Quote (Bazi @ Aug 2 2023 06:46pm)
Skimmed through but I’m sure I missed a lot of important posts so pardon if this point has already been mentioned
There is no doubt that given our access to wealth, the standards for our foods should increase to 1st world peers and we are clearly lagging
There are a couple main problems I can immediately think of that contribute to this but there are numerous issues we have
Food industry preventing necessary changes. How long was the low fat high sugar diet paraded, with absolutely full knowledge this was backwards. Several decades? Even now health literacy even amongst educated individuals remains poor, never the less lower socioeconomic tiers. Slowly changing but emphasis on slowly. Those naked brand juices that are so popular have 50+ g of sugar a pop. American college of pediatrics has placed juice in the same category as soda, albeit a couple decades late. High sugar is just one example, there are numerous carcinogens in our foods/drinks. In all of our lifetimes colon cancer screening guidelines will change to 40 and probably 35 because (from currently 45 and 50 a few years back) because of the alarming increase in colon cancer rates
Culture and accountability. Speaking broadly and generally, our culture is one to deflect accountability. Common across all socioeconomic tiers. We are stubborn to the core. It’s certainly complicated because billions upon billions of dollars over 40 years have gone into brainwashing a society, how do you really undo this? In medschool we ran a homeless shelter food services on Thursdays. The hits were pizza, lasagna. There was one time we made a health conscious chili , organic ground beef and cheese etc. the dude bringing the cheese separately was delayed so we got there with just the chili minus cheese. People actually preferred not to eat it and even when the cheese came word got out and they went to other shelters for their meal. I think we served less than 20 people and normally we would serve hundreds. So much time wasted that week ha. Because of shelter rules we were forced to throw away the food that was not eaten. Buckets of good quality chili in the garbage. We sneaked some to take back but had to throw away a lot.
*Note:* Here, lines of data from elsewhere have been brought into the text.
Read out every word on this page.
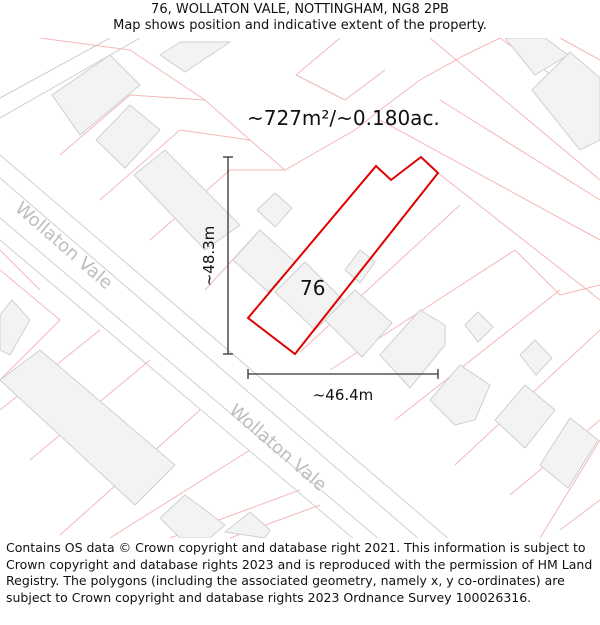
76, WOLLATON VALE, NOTTINGHAM, NG8 2PB
Map shows position and indicative extent of the property.
Wollaton Vale
Wollaton Vale
76
~727m²/~0.180ac.
~48.3m
~46.4m
Contains OS data © Crown copyright and database right 2021. This information is subject to Crown copyright and database rights 2023 and is reproduced with the permission of HM Land Registry. The polygons (including the associated geometry, namely x, y co-ordinates) are subject to Crown copyright and database rights 2023 Ordnance Survey 100026316.
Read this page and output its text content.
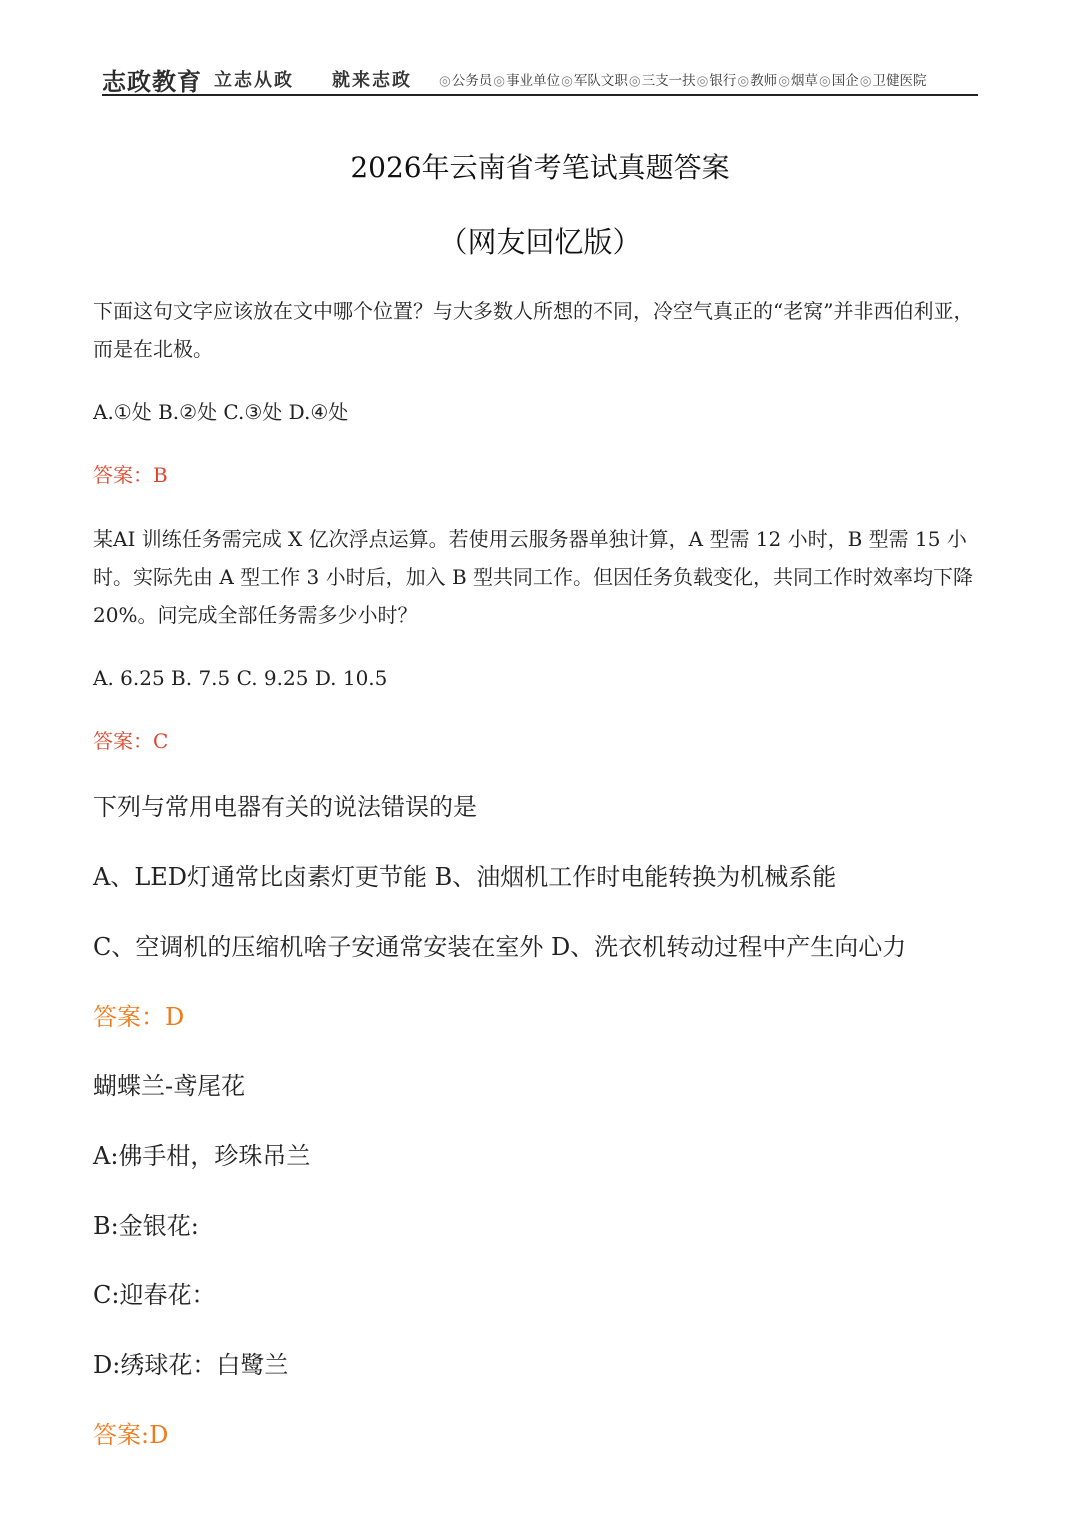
志政教育 立志从政 就来志政 ◎公务员◎事业单位◎军队文职◎三支一扶◎银行◎教师◎烟草◎国企◎卫健医院
2026年云南省考笔试真题答案
（网友回忆版）
下面这句文字应该放在文中哪个位置？与大多数人所想的不同，冷空气真正的“老窝”并非西伯利亚，而是在北极。
A.①处 B.②处 C.③处 D.④处
答案：B
某AI 训练任务需完成 X 亿次浮点运算。若使用云服务器单独计算，A 型需 12 小时，B 型需 15 小时。实际先由 A 型工作 3 小时后，加入 B 型共同工作。但因任务负载变化，共同工作时效率均下降 20%。问完成全部任务需多少小时？
A. 6.25 B. 7.5 C. 9.25 D. 10.5
答案：C
下列与常用电器有关的说法错误的是
A、LED灯通常比卤素灯更节能 B、油烟机工作时电能转换为机械系能
C、空调机的压缩机啥子安通常安装在室外 D、洗衣机转动过程中产生向心力
答案：D
蝴蝶兰-鸢尾花
A:佛手柑，珍珠吊兰
B:金银花:
C:迎春花：
D:绣球花：白鹭兰
答案:D
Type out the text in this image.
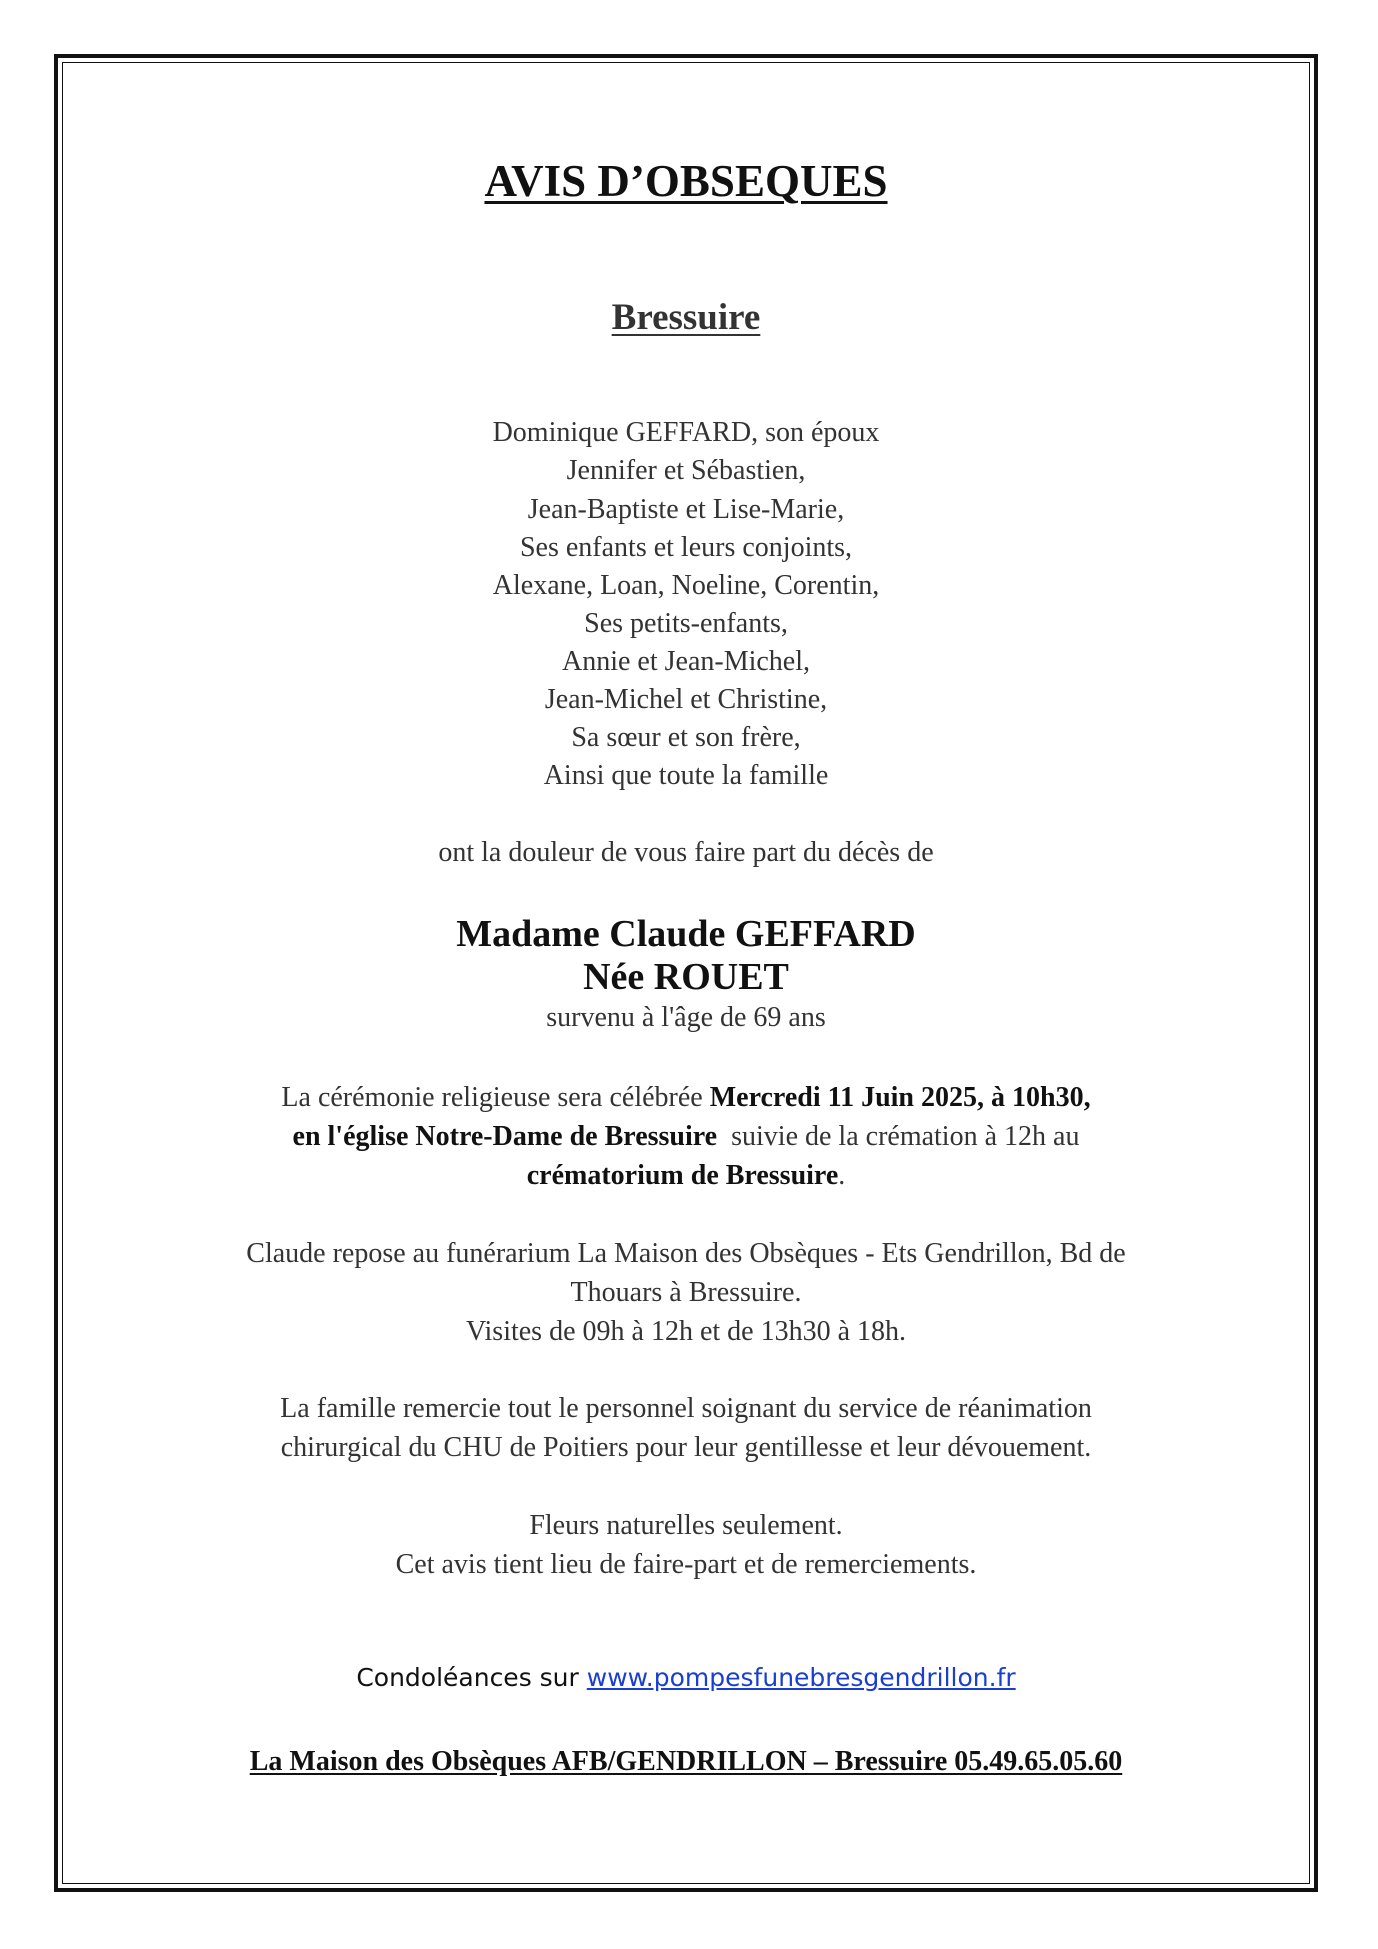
AVIS D’OBSEQUES
Bressuire
Dominique GEFFARD, son époux
Jennifer et Sébastien,
Jean-Baptiste et Lise-Marie,
Ses enfants et leurs conjoints,
Alexane, Loan, Noeline, Corentin,
Ses petits-enfants,
Annie et Jean-Michel,
Jean-Michel et Christine,
Sa sœur et son frère,
Ainsi que toute la famille
ont la douleur de vous faire part du décès de
Madame Claude GEFFARD
Née ROUET
survenu à l'âge de 69 ans
La cérémonie religieuse sera célébrée Mercredi 11 Juin 2025, à 10h30,
en l'église Notre-Dame de Bressuire  suivie de la crémation à 12h au
crématorium de Bressuire.
Claude repose au funérarium La Maison des Obsèques - Ets Gendrillon, Bd de
Thouars à Bressuire.
Visites de 09h à 12h et de 13h30 à 18h.
La famille remercie tout le personnel soignant du service de réanimation
chirurgical du CHU de Poitiers pour leur gentillesse et leur dévouement.
Fleurs naturelles seulement.
Cet avis tient lieu de faire-part et de remerciements.
Condoléances sur www.pompesfunebresgendrillon.fr
La Maison des Obsèques AFB/GENDRILLON – Bressuire 05.49.65.05.60
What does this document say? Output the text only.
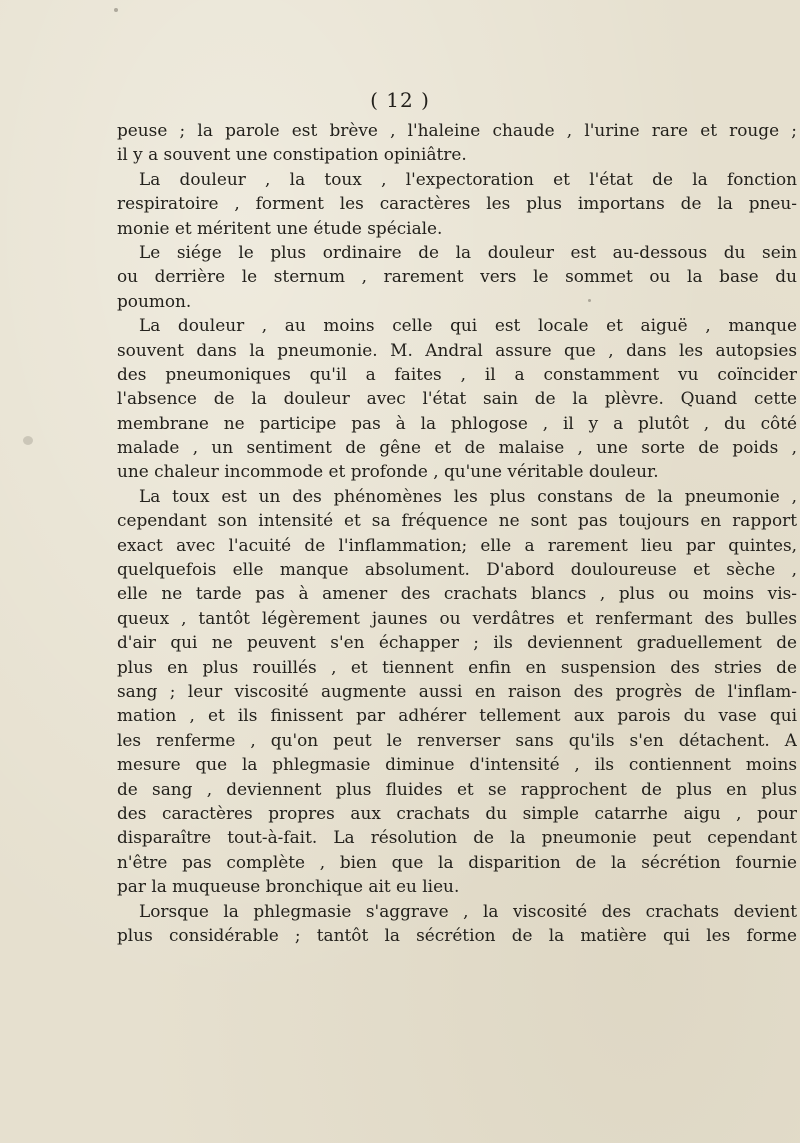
( 12 )

peuse ; la parole est brève , l'haleine chaude , l'urine rare et rouge ;
il y a souvent une constipation opiniâtre.
La douleur , la toux , l'expectoration et l'état de la fonction
respiratoire , forment les caractères les plus importans de la pneu-
monie et méritent une étude spéciale.
Le siége le plus ordinaire de la douleur est au-dessous du sein
ou derrière le sternum , rarement vers le sommet ou la base du
poumon.
La douleur , au moins celle qui est locale et aiguë , manque
souvent dans la pneumonie. M. Andral assure que , dans les autopsies
des pneumoniques qu'il a faites , il a constamment vu coïncider
l'absence de la douleur avec l'état sain de la plèvre. Quand cette
membrane ne participe pas à la phlogose , il y a plutôt , du côté
malade , un sentiment de gêne et de malaise , une sorte de poids ,
une chaleur incommode et profonde , qu'une véritable douleur.
La toux est un des phénomènes les plus constans de la pneumonie ,
cependant son intensité et sa fréquence ne sont pas toujours en rapport
exact avec l'acuité de l'inflammation; elle a rarement lieu par quintes,
quelquefois elle manque absolument. D'abord douloureuse et sèche ,
elle ne tarde pas à amener des crachats blancs , plus ou moins vis-
queux , tantôt légèrement jaunes ou verdâtres et renfermant des bulles
d'air qui ne peuvent s'en échapper ; ils deviennent graduellement de
plus en plus rouillés , et tiennent enfin en suspension des stries de
sang ; leur viscosité augmente aussi en raison des progrès de l'inflam-
mation , et ils finissent par adhérer tellement aux parois du vase qui
les renferme , qu'on peut le renverser sans qu'ils s'en détachent. A
mesure que la phlegmasie diminue d'intensité , ils contiennent moins
de sang , deviennent plus fluides et se rapprochent de plus en plus
des caractères propres aux crachats du simple catarrhe aigu , pour
disparaître tout-à-fait. La résolution de la pneumonie peut cependant
n'être pas complète , bien que la disparition de la sécrétion fournie
par la muqueuse bronchique ait eu lieu.
Lorsque la phlegmasie s'aggrave , la viscosité des crachats devient
plus considérable ; tantôt la sécrétion de la matière qui les forme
This is just an anecdotal story but the food situation is layered with complexities and there isn’t just one problem
I would like to add that an obesogenic infrastructure adds to the problem.
One explanatory model could be, the social acceptance of overweight following the lack of necessity to transport by bike/on foot (or at all), which makes people less self conscious and thus easier seduced to eat unhealthy. But I'm sure if you think about it a little longer you'll find a lot of interaction between different factors. The promotion by the industries is surely a big one, although other 1st world countries have seen the same to some extend and I feel it cannot fully explain the effect we see.
The food service was an awesome thing of you to do in medschool

If people just leave because the food isn't to their liking perhaps they're not hungry enough

Are you keen on going into gastroenterology?